«Die Gesellschaft heute sucht nach Orientierung»

Fünf Fragen, fünf prägnante Antworten des Gastreferenten der diesjährigen Otto-Karrer-Vorlesung. Dr. Heinrich Bedford-Strohm, Landesbischof der Evangelisch-Lutherischen Kirche in Bayern, hält sie am 27. September in der Jesuitenkirche.

Auf dem Flyer zur Otto-Karrer-Vorlesung sieht man Dr. Bedford-Strohm auf seinem Fahrrad. Dies bilde die Realität ab, sagt er, tatsächlich sei er ganzjährig in München fast immer mit dem Fahrrad unterwegs. Aber hier stehe es auch für das «Auf-dem-Weg Sein» und zwar klimaverträglich. Auf weitere Fragen antwortet der Theologe ebenso lebensnah wie präzise.

Heinrich Bedford-Strohm, Sie sind letzten Herbst ins höchste Amt des Ökumenischen Rates der Kirchen ÖRK gewählt worden. Was bedeutet Ihnen dies?

Das bedeutet mir sehr viel. Seit Jahrzehnten engagiere ich mich in der ökumenischen Bewegung. Die Ökumene ist mir ein Herzensanliegen. Wenn mir aber jemand aber gesagt hätte, dass ich einmal in dieses Amt gewählt werden würde, hätte ich ihm den Vogel gezeigt.

Braucht es überhaupt noch Ökumene? Die Kirchen sind heute für immer weniger Menschen relevant.

Gerade deswegen braucht es Ökumene umso dringender! Denn wie sollen wir denn Menschen für die Botschaft des Friedens und der Liebe gewinnen, wenn wir selbst unsere Trennungen nicht überwinden! Wenn wir uns an die Trennungen zwischen den Konfessionen gewöhnen, dementieren wir jeden Tag unsere eigene Botschaft.

Welche Bedeutung hat eine christliche bzw. «Öffentliche Theologie», wie Sie sagen, für die Gesellschaft heute?

Sie hat eine grosse Bedeutung. Denn die Gesellschaft heute sucht ja nach Orientierung. Da kann man auf das jahrtausendealte Orientierungswissen des Christentums nicht verzichten.

Was ist mit einer «Ökumene des Herzens» gemeint? Sind mit ihr bisherige Zielvorstellungen der Ökumene überholt?
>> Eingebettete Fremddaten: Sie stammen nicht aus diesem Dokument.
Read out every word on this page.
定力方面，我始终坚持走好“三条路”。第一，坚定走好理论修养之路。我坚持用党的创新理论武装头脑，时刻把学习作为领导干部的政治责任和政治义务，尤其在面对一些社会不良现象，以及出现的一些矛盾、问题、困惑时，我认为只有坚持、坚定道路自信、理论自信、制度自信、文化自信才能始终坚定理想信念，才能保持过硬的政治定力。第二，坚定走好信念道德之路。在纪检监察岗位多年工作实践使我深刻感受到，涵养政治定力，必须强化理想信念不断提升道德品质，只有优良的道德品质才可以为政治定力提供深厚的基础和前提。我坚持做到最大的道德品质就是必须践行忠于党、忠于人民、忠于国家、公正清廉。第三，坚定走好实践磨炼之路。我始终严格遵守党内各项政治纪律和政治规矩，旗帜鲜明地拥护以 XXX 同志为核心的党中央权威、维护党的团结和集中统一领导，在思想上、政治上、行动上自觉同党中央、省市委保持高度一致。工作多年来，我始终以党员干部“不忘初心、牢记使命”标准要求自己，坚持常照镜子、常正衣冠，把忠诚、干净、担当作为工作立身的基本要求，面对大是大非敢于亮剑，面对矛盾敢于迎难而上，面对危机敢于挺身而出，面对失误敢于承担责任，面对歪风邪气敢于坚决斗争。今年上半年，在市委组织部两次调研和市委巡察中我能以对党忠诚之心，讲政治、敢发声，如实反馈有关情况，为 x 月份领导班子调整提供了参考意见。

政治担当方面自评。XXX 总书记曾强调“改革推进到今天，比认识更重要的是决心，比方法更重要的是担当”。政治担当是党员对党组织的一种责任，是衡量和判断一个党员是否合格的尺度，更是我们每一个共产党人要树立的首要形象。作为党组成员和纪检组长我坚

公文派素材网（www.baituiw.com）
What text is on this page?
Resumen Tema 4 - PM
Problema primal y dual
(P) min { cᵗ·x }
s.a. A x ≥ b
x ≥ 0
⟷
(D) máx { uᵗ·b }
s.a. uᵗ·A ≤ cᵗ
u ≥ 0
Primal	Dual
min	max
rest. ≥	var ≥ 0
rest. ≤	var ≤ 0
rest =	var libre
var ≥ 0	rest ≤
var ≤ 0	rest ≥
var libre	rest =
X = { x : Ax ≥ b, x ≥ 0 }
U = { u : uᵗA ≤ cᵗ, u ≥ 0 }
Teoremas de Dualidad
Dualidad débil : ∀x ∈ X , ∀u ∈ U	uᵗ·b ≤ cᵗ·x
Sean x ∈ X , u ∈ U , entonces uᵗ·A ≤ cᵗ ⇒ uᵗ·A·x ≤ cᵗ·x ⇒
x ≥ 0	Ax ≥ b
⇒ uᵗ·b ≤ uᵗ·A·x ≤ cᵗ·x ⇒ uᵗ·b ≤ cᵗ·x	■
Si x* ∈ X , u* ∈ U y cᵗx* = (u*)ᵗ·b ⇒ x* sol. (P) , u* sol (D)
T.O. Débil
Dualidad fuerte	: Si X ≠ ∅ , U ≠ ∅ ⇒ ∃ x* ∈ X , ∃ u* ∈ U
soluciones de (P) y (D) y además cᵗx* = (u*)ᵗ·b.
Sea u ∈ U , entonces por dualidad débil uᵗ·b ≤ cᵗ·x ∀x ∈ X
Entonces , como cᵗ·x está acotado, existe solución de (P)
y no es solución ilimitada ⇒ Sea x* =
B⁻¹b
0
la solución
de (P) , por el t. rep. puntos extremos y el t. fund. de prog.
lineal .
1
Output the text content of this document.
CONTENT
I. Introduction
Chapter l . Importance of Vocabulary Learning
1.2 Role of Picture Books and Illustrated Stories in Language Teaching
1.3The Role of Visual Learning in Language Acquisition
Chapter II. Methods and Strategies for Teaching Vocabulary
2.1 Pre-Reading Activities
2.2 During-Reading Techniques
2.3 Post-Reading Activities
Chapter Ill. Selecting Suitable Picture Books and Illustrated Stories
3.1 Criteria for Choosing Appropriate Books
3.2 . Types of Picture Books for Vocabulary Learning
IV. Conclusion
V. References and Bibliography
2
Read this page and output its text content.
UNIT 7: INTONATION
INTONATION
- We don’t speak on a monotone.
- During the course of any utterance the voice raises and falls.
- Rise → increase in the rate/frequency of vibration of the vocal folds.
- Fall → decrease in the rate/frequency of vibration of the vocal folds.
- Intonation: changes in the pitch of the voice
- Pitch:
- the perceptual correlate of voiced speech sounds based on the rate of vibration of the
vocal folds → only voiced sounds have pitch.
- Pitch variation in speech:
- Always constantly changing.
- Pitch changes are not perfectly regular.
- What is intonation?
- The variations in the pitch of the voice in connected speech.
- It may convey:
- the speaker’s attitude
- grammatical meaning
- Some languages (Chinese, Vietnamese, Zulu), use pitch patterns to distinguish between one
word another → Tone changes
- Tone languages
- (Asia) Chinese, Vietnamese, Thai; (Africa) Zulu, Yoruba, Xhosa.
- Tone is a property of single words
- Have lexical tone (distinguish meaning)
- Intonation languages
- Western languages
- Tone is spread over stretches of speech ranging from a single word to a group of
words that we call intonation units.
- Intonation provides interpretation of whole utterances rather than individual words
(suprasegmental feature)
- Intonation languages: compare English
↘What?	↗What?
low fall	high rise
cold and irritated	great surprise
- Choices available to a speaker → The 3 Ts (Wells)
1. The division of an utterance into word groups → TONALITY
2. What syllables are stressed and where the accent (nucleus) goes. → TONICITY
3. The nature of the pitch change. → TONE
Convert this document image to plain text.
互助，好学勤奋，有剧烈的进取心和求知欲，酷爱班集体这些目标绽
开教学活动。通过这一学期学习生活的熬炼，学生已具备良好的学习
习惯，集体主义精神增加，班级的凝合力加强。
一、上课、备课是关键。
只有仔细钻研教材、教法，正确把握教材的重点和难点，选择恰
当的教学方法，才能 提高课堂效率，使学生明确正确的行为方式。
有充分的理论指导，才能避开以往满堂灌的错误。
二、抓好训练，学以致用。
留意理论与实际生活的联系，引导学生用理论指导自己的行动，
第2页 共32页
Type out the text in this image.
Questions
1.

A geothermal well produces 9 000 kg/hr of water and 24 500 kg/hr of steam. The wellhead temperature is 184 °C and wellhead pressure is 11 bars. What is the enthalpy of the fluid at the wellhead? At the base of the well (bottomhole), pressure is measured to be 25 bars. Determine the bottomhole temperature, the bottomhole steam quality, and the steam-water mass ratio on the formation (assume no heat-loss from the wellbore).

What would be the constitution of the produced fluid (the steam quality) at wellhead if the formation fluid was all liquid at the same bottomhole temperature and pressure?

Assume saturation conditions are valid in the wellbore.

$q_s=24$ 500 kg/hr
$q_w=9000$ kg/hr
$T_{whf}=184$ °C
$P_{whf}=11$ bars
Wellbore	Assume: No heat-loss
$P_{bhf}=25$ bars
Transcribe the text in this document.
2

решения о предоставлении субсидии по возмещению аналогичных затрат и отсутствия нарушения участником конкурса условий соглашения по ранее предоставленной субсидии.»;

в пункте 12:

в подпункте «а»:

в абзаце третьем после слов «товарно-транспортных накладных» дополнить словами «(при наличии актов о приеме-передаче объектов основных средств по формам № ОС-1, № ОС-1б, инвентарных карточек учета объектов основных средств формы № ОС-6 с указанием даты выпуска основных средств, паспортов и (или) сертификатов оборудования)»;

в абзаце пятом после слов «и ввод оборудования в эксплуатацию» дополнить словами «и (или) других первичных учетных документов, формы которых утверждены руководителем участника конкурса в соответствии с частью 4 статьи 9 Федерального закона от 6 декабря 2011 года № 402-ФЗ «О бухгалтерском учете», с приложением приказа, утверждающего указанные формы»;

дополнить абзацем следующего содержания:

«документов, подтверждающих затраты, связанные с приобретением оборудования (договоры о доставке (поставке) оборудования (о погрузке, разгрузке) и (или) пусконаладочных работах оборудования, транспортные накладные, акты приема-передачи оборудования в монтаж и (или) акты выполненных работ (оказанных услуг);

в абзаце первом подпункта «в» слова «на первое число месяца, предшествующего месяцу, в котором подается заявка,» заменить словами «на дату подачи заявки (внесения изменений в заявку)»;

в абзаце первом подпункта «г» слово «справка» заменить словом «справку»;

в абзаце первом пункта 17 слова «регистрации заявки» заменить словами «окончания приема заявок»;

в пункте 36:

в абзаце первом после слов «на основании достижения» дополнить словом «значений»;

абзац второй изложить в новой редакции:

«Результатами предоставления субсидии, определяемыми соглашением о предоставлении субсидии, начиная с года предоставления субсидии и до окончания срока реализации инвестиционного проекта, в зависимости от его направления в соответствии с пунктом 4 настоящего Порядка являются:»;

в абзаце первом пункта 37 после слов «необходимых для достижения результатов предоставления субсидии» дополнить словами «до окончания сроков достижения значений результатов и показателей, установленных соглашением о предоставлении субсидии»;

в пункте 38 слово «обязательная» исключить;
Nein, Zielvorstellungen wie die sichtbare Einheit in versöhnter Verschiedenheit sind nicht überholt. Aber Papiere von Theologenkommissionen reichen für ihre Umsetzung nicht aus. Dass Christus Vorrang hat vor unseren konfessionellen Traditionen, muss wirklich in unser Herz einziehen.

Wenn Sie einen Wunsch frei hätten für die Ökumene: Was wäre das?

Mein grösster Wunsch ist, dass die Gemeinschaft zwischen den Konfessionen, die wir schon jetzt immer wieder erleben, auch am Tisch des Herrn möglich ist.

 

Otto-Karrer-Vorlesungen

Die Otto-Karrer-Gesellschaft – errichtet 1977 zur Erinnerung an das Wirken des Luzerner Theologen und Ökumenikers Otto Karrer und zur Weiterführung seiner Impulse – wurde im Januar 2002 in eine neue Institution an der Universität Luzern überführt. Seither laden die Theologische Fakultät und das Ökumenische Institut Luzern jährlich zur Otto-Karrer-Vorlesung ein und lassen dabei Persönlichkeiten aus Kirche, Gesellschaft und Politik zu Wort kommen.